Nisso Pronity (‘company’) is a relatively small Japanese operator engaged in the businesses of metal processing (69% of revenues), rubber processing (20%), and construction (11%).

 

Its metal processing segment is primarily used to manufacture solar cell array support mounts for fireproof panels – thereby benefiting from increasing demand for renewable energy – specifically, the increase in construction of distribution warehouses (which mount solar panels) arising from the expansion of the e-commerce market for merchandise sales.

 

Sales in this segment fell significantly in the last twelve months due to lack of growth in sales of fireproof panels and decrease in large scale projects. Nevertheless, the orders received and backlog were higher than last year.

 

Further, the company has increased its ownership of a construction company (now a subsidiary) in the building hardware and metals fitting business as part of management plans to diversify in related fields (resulting in goodwill of 257m).

 

Sales peaked in the year ended August 2019 at 13.5b yen, and fell to 6.6b yen in the last twelve months. Similarly, ebitda and net profits peaked at 2.4b yen and 1.3b yen before settling at 687m yen and 288m yen respectively.

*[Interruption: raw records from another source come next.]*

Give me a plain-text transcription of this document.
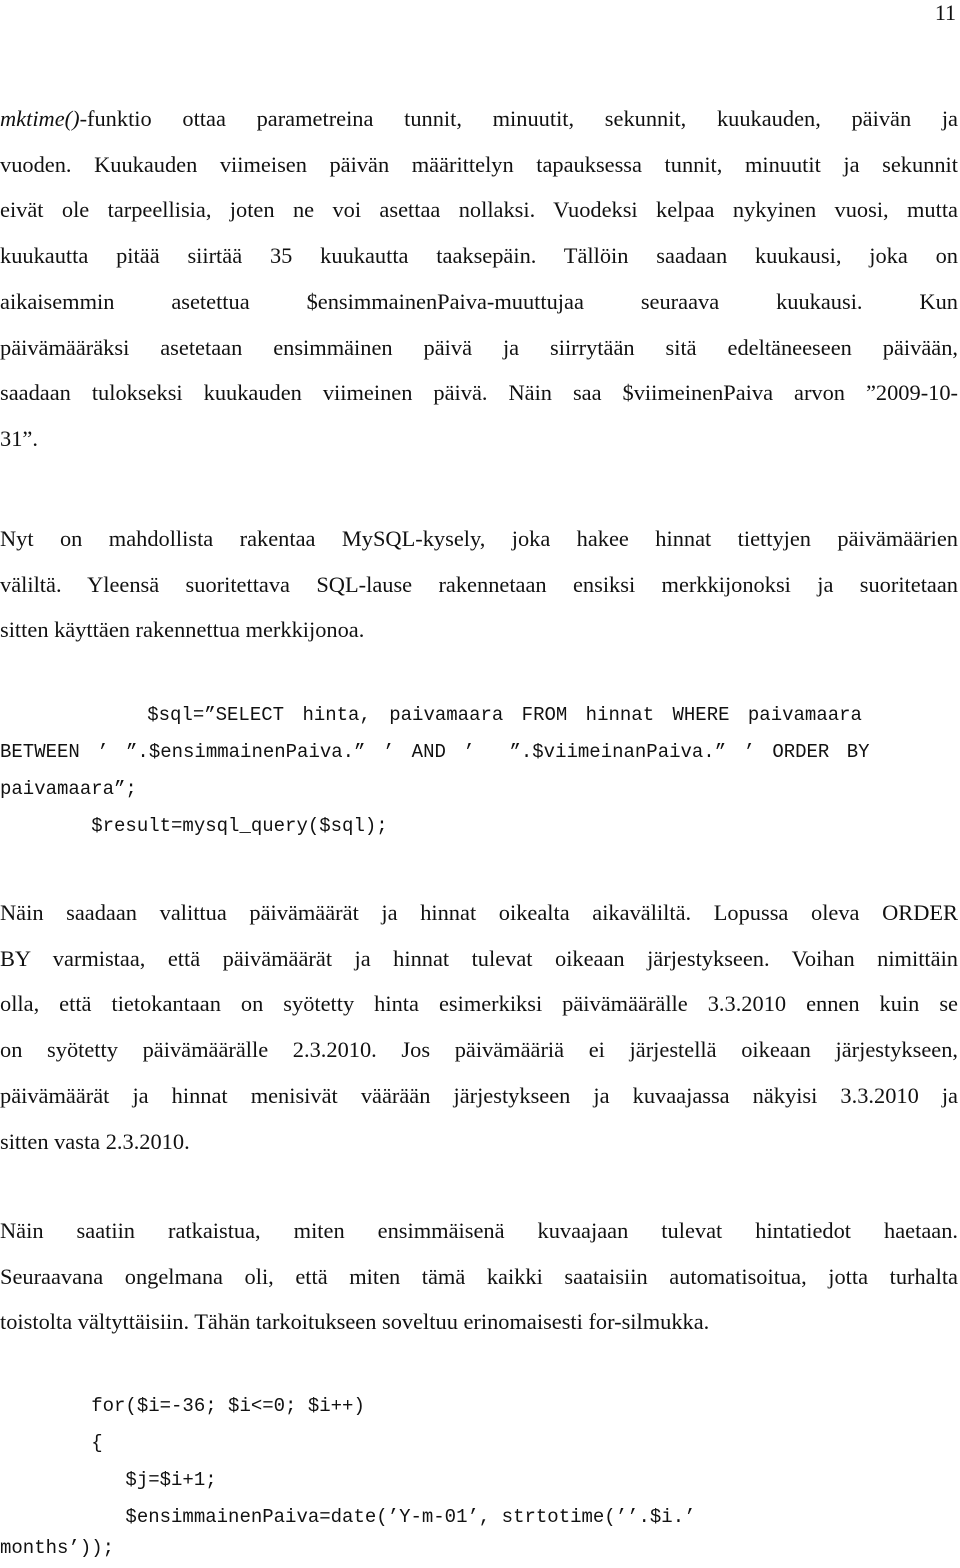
11
mktime()-funktio ottaa parametreina tunnit, minuutit, sekunnit, kuukauden, päivän ja
vuoden. Kuukauden viimeisen päivän määrittelyn tapauksessa tunnit, minuutit ja sekunnit
eivät ole tarpeellisia, joten ne voi asettaa nollaksi. Vuodeksi kelpaa nykyinen vuosi, mutta
kuukautta pitää siirtää 35 kuukautta taaksepäin. Tällöin saadaan kuukausi, joka on
aikaisemmin asetettua $ensimmainenPaiva-muuttujaa seuraava kuukausi. Kun
päivämääräksi asetetaan ensimmäinen päivä ja siirrytään sitä edeltäneeseen päivään,
saadaan tulokseksi kuukauden viimeinen päivä. Näin saa $viimeinenPaiva arvon ”2009-10-
31”.
Nyt on mahdollista rakentaa MySQL-kysely, joka hakee hinnat tiettyjen päivämäärien
väliltä. Yleensä suoritettava SQL-lause rakennetaan ensiksi merkkijonoksi ja suoritetaan
sitten käyttäen rakennettua merkkijonoa.
$sql=”SELECT hinta, paivamaara FROM hinnat WHERE paivamaara
BETWEEN ’ ”.$ensimmainenPaiva.” ’ AND ’  ”.$viimeinanPaiva.” ’ ORDER BY
paivamaara”;
$result=mysql_query($sql);
Näin saadaan valittua päivämäärät ja hinnat oikealta aikaväliltä. Lopussa oleva ORDER
BY varmistaa, että päivämäärät ja hinnat tulevat oikeaan järjestykseen. Voihan nimittäin
olla, että tietokantaan on syötetty hinta esimerkiksi päivämäärälle 3.3.2010 ennen kuin se
on syötetty päivämäärälle 2.3.2010. Jos päivämääriä ei järjestellä oikeaan järjestykseen,
päivämäärät ja hinnat menisivät väärään järjestykseen ja kuvaajassa näkyisi 3.3.2010 ja
sitten vasta 2.3.2010.
Näin saatiin ratkaistua, miten ensimmäisenä kuvaajaan tulevat hintatiedot haetaan.
Seuraavana ongelmana oli, että miten tämä kaikki saataisiin automatisoitua, jotta turhalta
toistolta vältyttäisiin. Tähän tarkoitukseen soveltuu erinomaisesti for-silmukka.
for($i=-36; $i<=0; $i++)
{
$j=$i+1;
$ensimmainenPaiva=date(’Y-m-01’, strtotime(’’.$i.’
months’));
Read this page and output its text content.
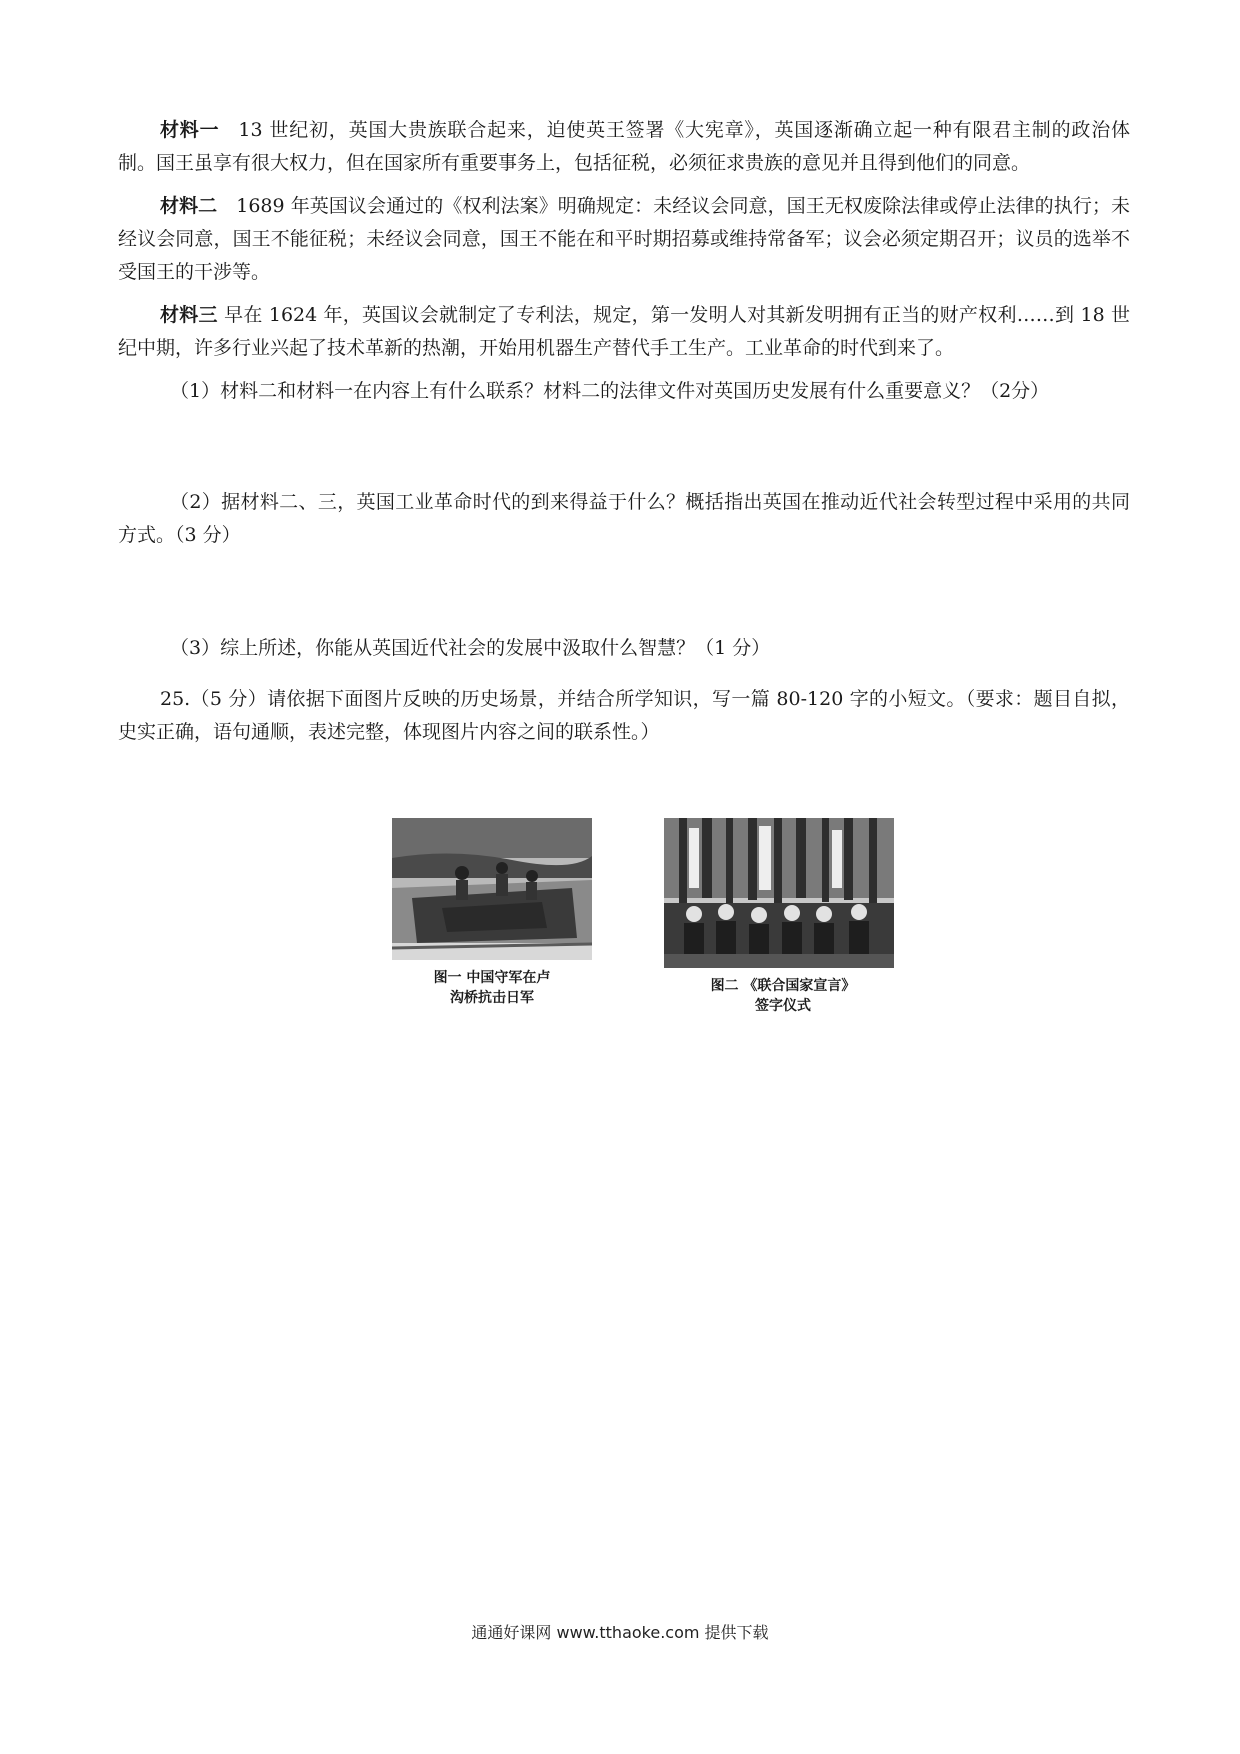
材料一  13 世纪初，英国大贵族联合起来，迫使英王签署《大宪章》，英国逐渐确立起一种有限君主制的政治体制。国王虽享有很大权力，但在国家所有重要事务上，包括征税，必须征求贵族的意见并且得到他们的同意。

材料二  1689 年英国议会通过的《权利法案》明确规定：未经议会同意，国王无权废除法律或停止法律的执行；未经议会同意，国王不能征税；未经议会同意，国王不能在和平时期招募或维持常备军；议会必须定期召开；议员的选举不受国王的干涉等。

材料三 早在 1624 年，英国议会就制定了专利法，规定，第一发明人对其新发明拥有正当的财产权利……到 18 世纪中期，许多行业兴起了技术革新的热潮，开始用机器生产替代手工生产。工业革命的时代到来了。

（1）材料二和材料一在内容上有什么联系？材料二的法律文件对英国历史发展有什么重要意义？（2分）

（2）据材料二、三，英国工业革命时代的到来得益于什么？概括指出英国在推动近代社会转型过程中采用的共同方式。（3 分）

（3）综上所述，你能从英国近代社会的发展中汲取什么智慧？（1 分）

25.（5 分）请依据下面图片反映的历史场景，并结合所学知识，写一篇 80-120 字的小短文。（要求：题目自拟，史实正确，语句通顺，表述完整，体现图片内容之间的联系性。）

图一 中国守军在卢
沟桥抗击日军
图二 《联合国家宣言》
签字仪式
通通好课网 www.tthaoke.com 提供下载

It has generated average profits of 600m yen in the recent past.

 

Free cash flows in the last twelve months were strained primarily due to heavy capex at the Fukushima plant for a fireproof panel production line, and a non-combustible heat insulating panel production line to support build-to-order manufacturing. These are expected to come online by September 2022.

 

The company had to take on additional debt as a result – but it still reported a net cash position of 3.6b.

 

Returns on capital are pathetic, however, at under 6%. But dividend payouts have averaged 160m-200m in the recent past (or ~30% of earnings).

 

The equity sold for under 3.5b yen at last trade, which is under 2/3rd of net current asset value of 5.3b yen – largely consisting of cash and receivables; and at under 6x average earnings.

 

Though returns on tangible assets are anaemic, the investor would be acquiring stock at a substantial discount to liquidation value at the current market price, and is likely to enjoy increased earnings from the Fukushima plant.